Полевые обследования, рассчитанные на три года, начались в июне 1966 года. Я поселился вместе со своей женой Кэй и маленьким сыном на территории администрации парка в Серонере, идеальном месте для изучения львов. Во дворе у нас пасутся жирафы, у порога щиплют траву газели, во время своих ночных обходов забредают львы.
Работа со львами требует времени, терпения, а иногда и немалой расторопности. К примеру, однажды, отметив у львицы после инъекции перебои дыхания, я начал растирать ей грудь. В это время на меня ринулась другая львица. Пришлось спасаться в машине.
Обычно я работаю в одиночку — так мне легче сосредоточиться, но иногда с кем-нибудь в паре. В одной из поездок со мной был радиотехник Говард Болдуин. Нам нужно было «вшить» льву под кожу специальный термометр-передатчик. И вот, едва Говард начал зашивать разрез на львиной шее, как действие снотворного кончилось. Лев, свирепо зарычав, выкатил глаза и забил по воздуху огромными своими лапами. Я вцепился ему в гриву, пока Говард пытался зашить разрез.
— Быстрее! — отчаянно шепчу я. — Он вот-вот поднимется.
Говард продолжал невозмутимо шить, будто пуговицу к пиджаку пришивал. Не знаю, что я только не передумал, пока он наконец не возвестил: «Готово!» Мы успели впрыгнуть в «лендровер» за несколько секунд до того, как лев вскочил на ноги.
«Лендровер» — мой самый верный помощник. Машина почему-то не раздражает львов, и я могу приближаться к ним на двадцать-тридцать ярдов. Но пешего человека львы чувствуют тотчас, и реакцию их предсказать трудно.
Чтобы познакомиться с «общественным строем» львов, я сначала научился узнавать всех львов на территории в двести пятьдесят квадратных миль вокруг нашего дома. Многих из них легко отличить по таким отметинам, как шрамы, рваные уши и тому подобное. Так что довольно скоро, когда мы всей семьей выезжали на машине и встречали своих старых знакомых, я мог рассказывать об их похождениях.

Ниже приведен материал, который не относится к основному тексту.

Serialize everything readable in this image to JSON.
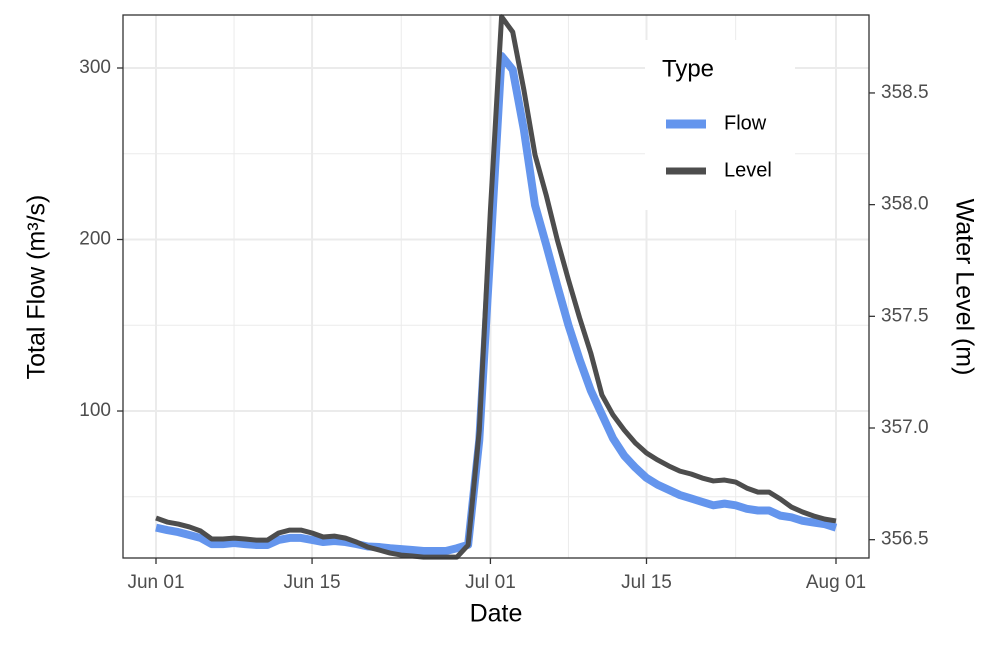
{
  "chart_data": {
    "type": "line",
    "x_label": "Date",
    "y_label": "Total Flow (m³/s)",
    "y2_label": "Water Level (m)",
    "legend_title": "Type",
    "legend_position": "top-right",
    "grid": true,
    "categories": [
      "Jun 01",
      "Jun 02",
      "Jun 03",
      "Jun 04",
      "Jun 05",
      "Jun 06",
      "Jun 07",
      "Jun 08",
      "Jun 09",
      "Jun 10",
      "Jun 11",
      "Jun 12",
      "Jun 13",
      "Jun 14",
      "Jun 15",
      "Jun 16",
      "Jun 17",
      "Jun 18",
      "Jun 19",
      "Jun 20",
      "Jun 21",
      "Jun 22",
      "Jun 23",
      "Jun 24",
      "Jun 25",
      "Jun 26",
      "Jun 27",
      "Jun 28",
      "Jun 29",
      "Jun 30",
      "Jul 01",
      "Jul 02",
      "Jul 03",
      "Jul 04",
      "Jul 05",
      "Jul 06",
      "Jul 07",
      "Jul 08",
      "Jul 09",
      "Jul 10",
      "Jul 11",
      "Jul 12",
      "Jul 13",
      "Jul 14",
      "Jul 15",
      "Jul 16",
      "Jul 17",
      "Jul 18",
      "Jul 19",
      "Jul 20",
      "Jul 21",
      "Jul 22",
      "Jul 23",
      "Jul 24",
      "Jul 25",
      "Jul 26",
      "Jul 27",
      "Jul 28",
      "Jul 29",
      "Jul 30",
      "Jul 31",
      "Aug 01"
    ],
    "xticks": [
      "Jun 01",
      "Jun 15",
      "Jul 01",
      "Jul 15",
      "Aug 01"
    ],
    "minor_xticks": [
      "Jun 08",
      "Jun 23",
      "Jul 08",
      "Jul 23"
    ],
    "ylim": [
      14.3,
      330.9
    ],
    "yticks": [
      100,
      200,
      300
    ],
    "minor_yticks": [
      50,
      150,
      250
    ],
    "y2lim": [
      356.418,
      358.849
    ],
    "y2ticks": [
      356.5,
      {
        "value": 357,
        "label": "357.0"
      },
      357.5,
      {
        "value": 358,
        "label": "358.0"
      },
      358.5
    ],
    "series": [
      {
        "name": "Flow",
        "color": "#6495ed",
        "values": [
          32,
          30.6,
          29.4,
          27.7,
          26,
          22.4,
          22.4,
          23,
          22.4,
          21.9,
          21.9,
          24.8,
          26,
          26,
          24.8,
          23.6,
          24.2,
          23.6,
          22.4,
          21,
          20.7,
          20,
          19.5,
          19,
          18.4,
          18.4,
          18.4,
          20,
          22,
          83,
          194,
          307,
          299,
          264,
          220,
          197,
          173,
          150,
          130,
          112,
          98,
          84,
          74,
          67,
          61,
          57,
          54,
          51,
          49,
          47,
          45,
          46,
          45,
          43,
          42,
          42,
          39,
          38,
          36,
          35,
          34,
          32
        ]
      },
      {
        "name": "Level",
        "color": "#4d4d4d",
        "axis": "y2",
        "values": [
          356.597,
          356.579,
          356.57,
          356.557,
          356.539,
          356.503,
          356.503,
          356.507,
          356.503,
          356.498,
          356.498,
          356.53,
          356.543,
          356.543,
          356.53,
          356.512,
          356.516,
          356.507,
          356.489,
          356.467,
          356.454,
          356.44,
          356.431,
          356.427,
          356.422,
          356.422,
          356.422,
          356.422,
          356.476,
          356.99,
          357.976,
          358.841,
          358.773,
          358.514,
          358.223,
          358.043,
          357.842,
          357.663,
          357.493,
          357.336,
          357.148,
          357.058,
          356.991,
          356.933,
          356.888,
          356.857,
          356.83,
          356.807,
          356.794,
          356.776,
          356.763,
          356.767,
          356.758,
          356.731,
          356.713,
          356.713,
          356.682,
          356.646,
          356.624,
          356.606,
          356.592,
          356.584
        ]
      }
    ]
  }
}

— Вон ту даму с загнутым левым ухом зовут Флопер. Очень преданная мамаша. Она уже вырастила четырех львят, а когда им было год девять месяцев, родила еще этих трех ребят, что около нее. А вот эта со шрамом потеряла всех львят от двух окотов в прошлом году... Рядом с ней Старушка. Видишь, как сточились у нее клыки. Ей, наверное, лет двадцать.
— Трудно ей, бедняге, добывать себе пропитание.

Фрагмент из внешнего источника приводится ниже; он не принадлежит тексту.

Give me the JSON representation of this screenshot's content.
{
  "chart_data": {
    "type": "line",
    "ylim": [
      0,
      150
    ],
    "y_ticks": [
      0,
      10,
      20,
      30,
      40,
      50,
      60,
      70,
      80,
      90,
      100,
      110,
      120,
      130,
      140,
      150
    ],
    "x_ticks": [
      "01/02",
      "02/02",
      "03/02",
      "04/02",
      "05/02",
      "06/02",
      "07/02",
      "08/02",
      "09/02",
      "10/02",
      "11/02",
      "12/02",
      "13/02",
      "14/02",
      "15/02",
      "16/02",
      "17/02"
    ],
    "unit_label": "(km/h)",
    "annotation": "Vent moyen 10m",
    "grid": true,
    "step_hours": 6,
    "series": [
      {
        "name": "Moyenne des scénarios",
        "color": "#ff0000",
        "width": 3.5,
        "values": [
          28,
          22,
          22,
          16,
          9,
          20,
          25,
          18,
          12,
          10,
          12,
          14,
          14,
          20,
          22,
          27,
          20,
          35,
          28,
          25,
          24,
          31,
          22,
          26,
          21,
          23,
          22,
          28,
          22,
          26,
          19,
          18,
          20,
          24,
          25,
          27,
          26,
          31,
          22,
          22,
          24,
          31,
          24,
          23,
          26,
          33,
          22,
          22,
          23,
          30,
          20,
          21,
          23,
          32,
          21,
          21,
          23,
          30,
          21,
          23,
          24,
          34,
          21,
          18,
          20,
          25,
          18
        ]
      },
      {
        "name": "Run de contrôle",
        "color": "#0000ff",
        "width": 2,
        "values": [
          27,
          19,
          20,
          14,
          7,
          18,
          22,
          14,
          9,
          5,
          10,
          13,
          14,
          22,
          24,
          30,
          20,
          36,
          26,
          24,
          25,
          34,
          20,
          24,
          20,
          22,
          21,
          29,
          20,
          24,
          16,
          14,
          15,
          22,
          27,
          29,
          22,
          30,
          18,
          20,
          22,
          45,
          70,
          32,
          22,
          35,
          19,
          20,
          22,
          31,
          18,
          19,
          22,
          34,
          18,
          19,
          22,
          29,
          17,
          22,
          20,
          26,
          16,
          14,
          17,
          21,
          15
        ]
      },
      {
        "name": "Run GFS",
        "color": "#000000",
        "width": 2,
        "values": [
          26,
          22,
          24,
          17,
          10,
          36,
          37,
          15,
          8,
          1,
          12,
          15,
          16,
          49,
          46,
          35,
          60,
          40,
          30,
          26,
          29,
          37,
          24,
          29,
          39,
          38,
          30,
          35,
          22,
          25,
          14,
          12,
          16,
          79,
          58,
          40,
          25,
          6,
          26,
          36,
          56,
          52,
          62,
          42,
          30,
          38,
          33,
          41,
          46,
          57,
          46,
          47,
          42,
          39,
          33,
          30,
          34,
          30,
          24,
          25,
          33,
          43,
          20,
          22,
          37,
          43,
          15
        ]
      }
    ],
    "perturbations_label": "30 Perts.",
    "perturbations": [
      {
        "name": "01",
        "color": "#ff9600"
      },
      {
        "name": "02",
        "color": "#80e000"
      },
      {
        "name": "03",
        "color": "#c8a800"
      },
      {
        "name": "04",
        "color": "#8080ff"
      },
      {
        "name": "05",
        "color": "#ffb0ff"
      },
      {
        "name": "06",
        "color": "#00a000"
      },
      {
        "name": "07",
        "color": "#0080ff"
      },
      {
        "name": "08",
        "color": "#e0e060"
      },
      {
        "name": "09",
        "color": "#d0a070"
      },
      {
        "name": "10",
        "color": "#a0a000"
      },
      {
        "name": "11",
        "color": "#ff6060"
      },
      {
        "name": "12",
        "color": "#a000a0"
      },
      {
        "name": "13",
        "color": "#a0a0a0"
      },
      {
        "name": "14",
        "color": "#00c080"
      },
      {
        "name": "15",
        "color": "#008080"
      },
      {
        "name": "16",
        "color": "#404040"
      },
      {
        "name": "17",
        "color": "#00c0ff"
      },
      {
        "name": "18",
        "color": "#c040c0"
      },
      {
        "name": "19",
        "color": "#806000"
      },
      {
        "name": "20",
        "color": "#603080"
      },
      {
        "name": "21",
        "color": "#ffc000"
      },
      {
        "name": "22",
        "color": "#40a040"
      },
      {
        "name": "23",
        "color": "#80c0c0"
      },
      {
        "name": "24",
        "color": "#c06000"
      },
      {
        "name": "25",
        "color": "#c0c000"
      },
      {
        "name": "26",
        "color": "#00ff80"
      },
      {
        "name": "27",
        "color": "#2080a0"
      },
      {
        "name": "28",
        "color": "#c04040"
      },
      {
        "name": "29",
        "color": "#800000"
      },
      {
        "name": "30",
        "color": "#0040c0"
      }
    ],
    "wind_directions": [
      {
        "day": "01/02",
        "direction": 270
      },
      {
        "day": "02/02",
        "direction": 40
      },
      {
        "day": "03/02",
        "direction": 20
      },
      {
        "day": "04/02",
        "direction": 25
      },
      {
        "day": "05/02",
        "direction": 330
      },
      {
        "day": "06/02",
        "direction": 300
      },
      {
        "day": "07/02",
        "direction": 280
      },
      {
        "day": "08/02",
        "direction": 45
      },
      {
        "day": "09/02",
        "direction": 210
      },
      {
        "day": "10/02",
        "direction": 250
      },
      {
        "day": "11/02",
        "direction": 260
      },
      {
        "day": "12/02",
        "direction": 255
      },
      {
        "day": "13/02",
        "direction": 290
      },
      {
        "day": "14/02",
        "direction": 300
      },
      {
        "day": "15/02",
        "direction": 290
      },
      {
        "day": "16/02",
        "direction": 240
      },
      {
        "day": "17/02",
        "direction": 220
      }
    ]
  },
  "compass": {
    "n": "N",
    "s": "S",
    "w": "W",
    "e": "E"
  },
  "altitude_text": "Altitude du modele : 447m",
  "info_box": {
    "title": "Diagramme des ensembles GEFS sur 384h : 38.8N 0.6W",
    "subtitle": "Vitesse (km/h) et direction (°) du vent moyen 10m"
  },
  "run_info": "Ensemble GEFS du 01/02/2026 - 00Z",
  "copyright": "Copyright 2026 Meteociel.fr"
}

— Хорошо еще, что она не одиночка, — отвечаю я. — В своем прайде она может всегда поесть то, что добыли другие.
Большинство львов объединены в группы, которые охотники и зоологи называют прайдами (1 Выражение «прайд» относительно сообщества львов соответствует «стае» для волков, «стаду» для антилоп и т. д. (Прим. ред.)). В маленьких прайдах по четыре-пять львов, бывают прайды и гораздо больше. В одном из изучаемых мною прайдов — два льва, тринадцать львиц и двадцать львят. Львы обычно придерживаются определенной территории. Ее размер — иногда более ста квадратных миль — зависит от обилия дичи. Лев не в состоянии вести тщательный надзор за всей громадной площадью, поэтому он оставляет — в назидание чужакам — предупредительные знаки: подходя к кустикам, орошает их. Получается визитная карточка.
Члены прайда знают и любят друг друга. При встрече трутся друг о друга. Они вместе отдыхают и охотятся. Львята сосут всех маток без разбора. Чужаков прайд встречает недружелюбно. Иной самец, возможно, и приветил бы чужую львицу (а то и воспылал к ней любовью), но львицы наверняка ее прогонят. И наоборот, львица может благосклонно отнестись к пришлому льву, но местные блюстители нравственности не дадут ей впасть в грех.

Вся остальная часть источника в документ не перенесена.